Tony is a licensed practicing nurse who works at a family medicine medical office. He is working with Dee, a medical assistant who has worked at the clinic for decades. Tony is walking by the receptionist desk when he sees Dee hanging up the phone. She looks at Tony, rolling her eyes.

“Mr. Hernandez just made another appointment. Ugh, he’s so annoying,” Dee says.

“What do you mean?” Tony replies.

“Oh, you’ll see,” Dee replies. “I know you just started so you don’t know all the problem patients. He’s handicapped. So, we have to make sure everything is ready for him and his wheelchair. I mean, it takes three of us just to get him from his wheelchair to the exam table.”

Tony quickly realizes that Dee is discriminating against a person with a disability. He replies using culturally competent terminology, “My younger sister uses a wheelchair. She was born with cystic fibrosis. I know firsthand how she has had to deal with discrimination her whole life because of her disability. In fact, she’s the reason I became a nurse. People with disabilities are not annoying, and it’s our job as healthcare workers to provide them with accommodations so they can experience the world the same way as a person who does not have a disability.”

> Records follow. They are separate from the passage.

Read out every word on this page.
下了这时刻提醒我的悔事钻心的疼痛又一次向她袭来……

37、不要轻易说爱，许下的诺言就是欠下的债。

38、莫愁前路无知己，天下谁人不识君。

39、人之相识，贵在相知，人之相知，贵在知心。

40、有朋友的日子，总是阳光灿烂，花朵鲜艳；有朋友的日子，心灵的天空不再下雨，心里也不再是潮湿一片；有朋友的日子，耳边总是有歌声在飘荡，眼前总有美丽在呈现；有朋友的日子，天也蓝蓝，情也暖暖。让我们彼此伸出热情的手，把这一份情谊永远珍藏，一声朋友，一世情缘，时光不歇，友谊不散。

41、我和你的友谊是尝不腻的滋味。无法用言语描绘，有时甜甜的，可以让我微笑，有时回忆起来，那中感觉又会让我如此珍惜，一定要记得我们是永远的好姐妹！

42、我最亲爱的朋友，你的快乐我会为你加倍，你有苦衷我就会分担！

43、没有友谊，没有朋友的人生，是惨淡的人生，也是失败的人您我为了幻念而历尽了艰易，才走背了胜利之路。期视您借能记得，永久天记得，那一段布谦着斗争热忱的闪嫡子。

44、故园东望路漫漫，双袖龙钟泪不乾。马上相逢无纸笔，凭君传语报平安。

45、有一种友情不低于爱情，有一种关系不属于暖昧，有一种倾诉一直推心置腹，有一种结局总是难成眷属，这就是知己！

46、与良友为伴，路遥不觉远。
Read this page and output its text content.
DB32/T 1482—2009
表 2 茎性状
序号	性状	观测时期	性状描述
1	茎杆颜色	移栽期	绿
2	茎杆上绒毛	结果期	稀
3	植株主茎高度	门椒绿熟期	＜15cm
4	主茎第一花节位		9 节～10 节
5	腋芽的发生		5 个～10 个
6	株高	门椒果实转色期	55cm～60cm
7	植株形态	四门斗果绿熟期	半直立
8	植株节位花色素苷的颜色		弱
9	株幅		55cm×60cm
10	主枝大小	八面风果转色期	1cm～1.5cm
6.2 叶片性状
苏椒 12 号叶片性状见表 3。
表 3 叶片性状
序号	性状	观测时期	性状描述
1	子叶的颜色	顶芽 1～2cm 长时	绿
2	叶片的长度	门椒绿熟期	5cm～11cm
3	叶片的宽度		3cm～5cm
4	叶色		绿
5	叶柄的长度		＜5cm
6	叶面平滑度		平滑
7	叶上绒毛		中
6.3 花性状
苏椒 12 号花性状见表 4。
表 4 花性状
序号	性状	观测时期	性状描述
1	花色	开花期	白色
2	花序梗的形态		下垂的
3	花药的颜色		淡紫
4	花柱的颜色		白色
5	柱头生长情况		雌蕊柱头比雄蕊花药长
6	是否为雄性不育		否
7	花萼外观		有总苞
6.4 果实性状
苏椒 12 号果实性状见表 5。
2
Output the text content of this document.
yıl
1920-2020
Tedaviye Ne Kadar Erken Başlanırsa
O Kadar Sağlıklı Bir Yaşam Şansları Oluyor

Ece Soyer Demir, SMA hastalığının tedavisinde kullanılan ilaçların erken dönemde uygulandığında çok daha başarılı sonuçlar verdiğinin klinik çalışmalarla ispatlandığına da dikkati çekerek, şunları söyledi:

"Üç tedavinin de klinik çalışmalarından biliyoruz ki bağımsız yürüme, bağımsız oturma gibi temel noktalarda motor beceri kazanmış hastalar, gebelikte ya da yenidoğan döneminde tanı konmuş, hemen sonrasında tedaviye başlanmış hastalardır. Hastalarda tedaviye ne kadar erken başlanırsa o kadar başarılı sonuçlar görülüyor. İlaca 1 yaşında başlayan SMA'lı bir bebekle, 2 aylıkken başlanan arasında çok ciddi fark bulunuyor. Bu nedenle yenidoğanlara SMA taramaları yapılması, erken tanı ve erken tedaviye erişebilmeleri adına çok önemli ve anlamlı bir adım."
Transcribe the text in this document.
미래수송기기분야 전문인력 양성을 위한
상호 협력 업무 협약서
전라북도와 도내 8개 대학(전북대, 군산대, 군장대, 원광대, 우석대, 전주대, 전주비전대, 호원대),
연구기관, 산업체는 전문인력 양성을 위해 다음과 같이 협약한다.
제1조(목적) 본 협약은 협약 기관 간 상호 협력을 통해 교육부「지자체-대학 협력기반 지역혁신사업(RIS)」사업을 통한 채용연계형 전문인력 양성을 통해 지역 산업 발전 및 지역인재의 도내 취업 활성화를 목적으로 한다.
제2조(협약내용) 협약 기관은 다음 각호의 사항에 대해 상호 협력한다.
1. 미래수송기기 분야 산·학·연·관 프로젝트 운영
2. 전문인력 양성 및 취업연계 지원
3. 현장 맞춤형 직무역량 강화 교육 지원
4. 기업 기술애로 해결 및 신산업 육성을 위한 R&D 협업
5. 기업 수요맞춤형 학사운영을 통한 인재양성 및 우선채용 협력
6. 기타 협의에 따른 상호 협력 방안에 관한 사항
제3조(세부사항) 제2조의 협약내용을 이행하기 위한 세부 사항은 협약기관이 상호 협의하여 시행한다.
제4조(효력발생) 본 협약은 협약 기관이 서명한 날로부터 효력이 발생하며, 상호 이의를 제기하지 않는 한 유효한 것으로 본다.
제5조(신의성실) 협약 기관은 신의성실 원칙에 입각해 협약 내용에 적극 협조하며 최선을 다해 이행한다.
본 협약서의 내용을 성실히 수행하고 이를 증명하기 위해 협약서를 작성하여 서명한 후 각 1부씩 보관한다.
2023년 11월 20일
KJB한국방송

Dee says, “Thank you for sharing that with me, Tony. I think I need to learn more about people with disabilities so that I can provide better care to them.”

CONCLUSION

Providing high-quality, culturally competent care to all patients involves understanding the cultural contexts of each individual. When considering best practices for providing culturally competent care, healthcare professionals should carefully evaluate their practice environment; examine, advocate for, and modify practice policies when needed; take detailed and nonjudgmental histories; educate themselves and/or update their knowledge on the health issues of all patients; and reflect on any personal attitudes or bias that may prevent them from providing the highest level of care to their patients. By taking these positive steps, healthcare providers can ensure that all patients they care for achieve the best possible health outcomes.